Meta Platforms, one of the few S&P 500 companies with no debt, debuted on the US fixed income market on August 4th.

The social media giants, which include Facebook and Instagram, sell bonds in up to four parts, according to people familiar with the matter.

Meta may sell between $8 billion and $10 billion of debt, depending on demand, and the proceeds will be used for general corporate purposes such as capital expenditures, stock buybacks, acquisitions and investments.

According to last week’s earnings call, the company used cash to repurchase its shares, including $5.1 billion in the second quarter of this year, and was able to buy back $24.3 billion as of June 30.

Unlike many of the big tech companies that have a lot of cash and have borrowed heavily at low interest rates, Meta has historically stayed away from the bond market.
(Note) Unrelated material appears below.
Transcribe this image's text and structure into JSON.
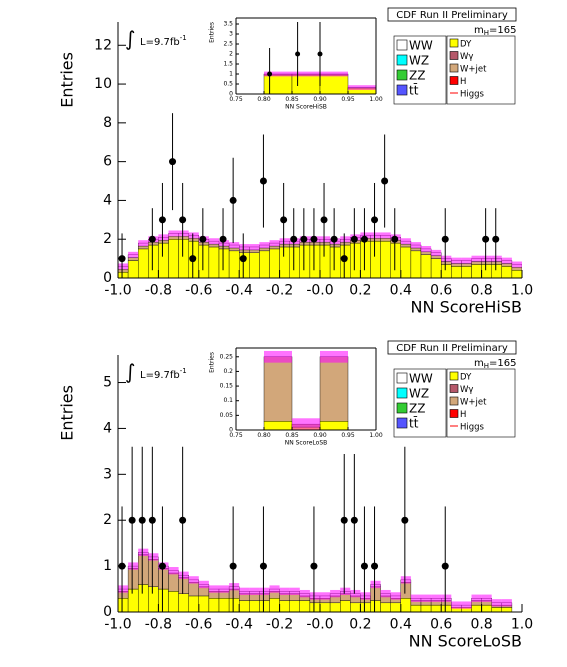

It’s one of 18 companies in the S&P 500 with no short-term or long-term outstanding debt, other than lease obligations, as of its most recent quarter, according to data compiled by Bloomberg.

The deal comes after other tech companies such as Apple and Intel have surged in the credit market over the past month to sell bonds. Companies are taking advantage of more attractive prices and windows of stability that may not be sustainable to issue bonds.

S&P Global Ratings gave Meta an AA-investment grade rating on Wednesday, while Moody’s Investors Service downgraded the tech giant a notch to A1.

Moody’s said in a report, “The A1 Issuer Rating is based on Meta’s strong credit profile, which reflects the platform brand’s leading global position in social networking and its extensive user base. supported,” Moody’s said in a report.

Meta’s stance on debt may have changed depending on business conditions. The company announced quarterly revenue declines year-over-year for the first time, citing uncertainty in the digital advertising market that has driven growth for years.

The company is concerned that young people are abandoning the ByteDance TikTok platform. And then there’s the big, expensive ambition to build an entirely new version of the internet in the Metaverse, the immersive virtual reality world envisioned by CEO Mark Zuckerberg.

With Morgan Stanley, JPMorgan Chase, Bank of America and Barclays managing bond sales, Meta and the banks made a series of phone calls to bond investors to pitch the sale, the people said.